Bryan Adams 'Bare Bones' Approach Works Well at Connor Palace Concert

Concert Review

by

SCOTT SANDBERG
  • Scott Sandberg
Early on in last night's set, Bryan Adams told the capacity crowd in attendance at Connor Palace, “I’m gonna play as many songs as I can remember.” While he might have stopped short of playing the entire catalog, it was a hefty cross-section that gave generous time to each era. Wednesday night’s gig was an encore appearance for Adams, who first brought this “Bare Bones” acoustic show to Playhouse Square for a show at the Ohio Theatre in 2010. But in that time, he’s really solidified the concept, which as he explained, was to take “30 years of the songs I’ve written and play them in the smallest way possible, which is on acoustic guitar.”
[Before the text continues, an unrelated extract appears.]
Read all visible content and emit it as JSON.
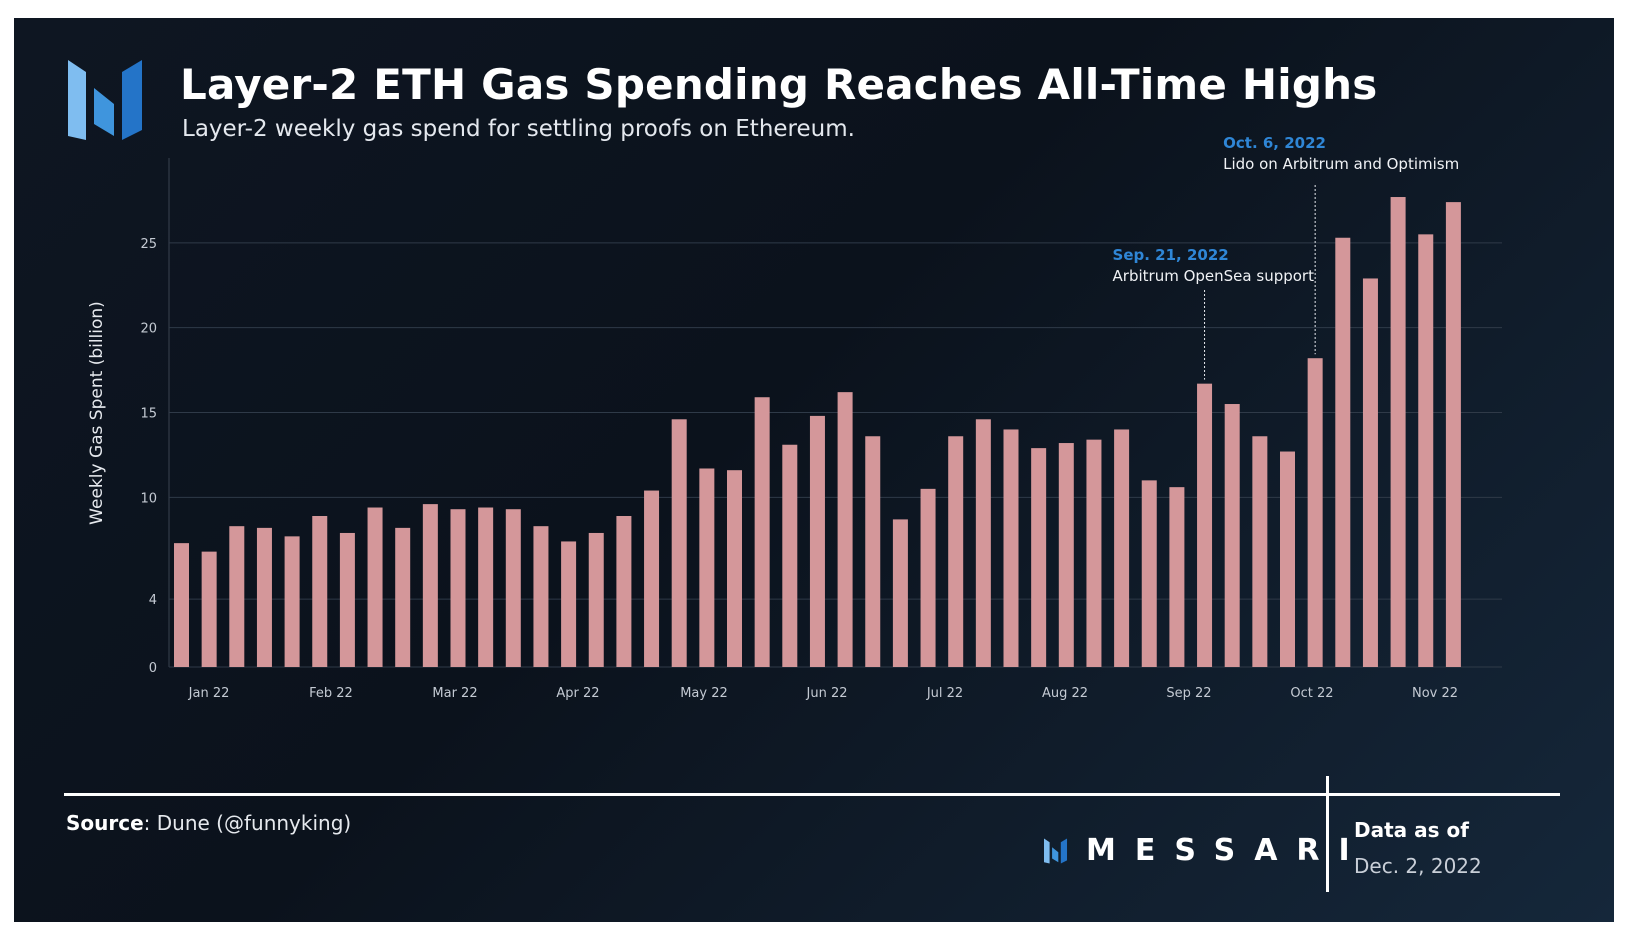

Even with simply an acoustic (and occasionally, additional accompaniment on piano from Gary Breit), Adams was in great vocal shape and turned in a rockin’ set from the moment he took the stage, lit by a single spotlight, as he tore through an energetic version of “Run To You,” from 1984’s Reckless. The song retained every bit of the power found in the original electrified album take. Sure, the audience was heavily populated with Adams’ female fans — and he certainly knew how to wind that section of the crowd up, putting extra emphasis on lines like “But it’s so damn easy makin’ love to you,” but he put just as much focus on the songs and deservedly so.

There would be equal time given to both the rock side of Adams catalog and the now-classic ballads, like “Heaven,” another cut from Reckless that also did time as part of the soundtrack to the ‘80s flick A Night In Heaven, a movie which Adams acknowledges could have been a whole lot better — but as he shared with the crowd, when you’re looking for success, you keep your options open. Adams had already tasted some success, thanks to airplay for “Cuts Like A Knife,” which “got me out of the shitty clubs and into the better shitty clubs,” he told the audience with a grin. He shared his memories of playing a Coffee Break Concert at the Agora in that era during the day prior to taking the stage for another show later that same night as the opener for Journey. 

He gave a bit of feature time to a few tracks from his latest album, The Tracks Of My Years, a collection of songs by the artists, he explained, who influenced him in the ‘70s to take a shot at music. It was the Beatles who were “the band that probably had the biggest influence on me musically,” he said as he introduced his version of “Any Time At All,” later sharing that it had been difficult recording material for the album because so many of the songs are “untouchable.” It might seem unlikely to some that Adams would be able to successfully pull off a cover of “God Only Knows” by the Beach Boys, but he did it with style on the new album and replicated that successful cover with a stripped down version that found him delivering the track, backed only by Breit’s piano playing.

From the crowd reaction, it was clear that Adams’ own material has also become pretty untouchable. The songs hold up — that was quite apparent as Adams ran through all of the classic cuts, with the audience singing along with every word, at times coming close to drowning out his vocals. By the time he closed out the main set, exchanging high fives with the people in the front row, it was clear that it had been a fun evening for both sides. With Reckless celebrating its 30th anniversary this year, there’s word that Adams will be back on the road in the States next year, perhaps playing the album in full and hopefully, Cleveland will be on that list of dates.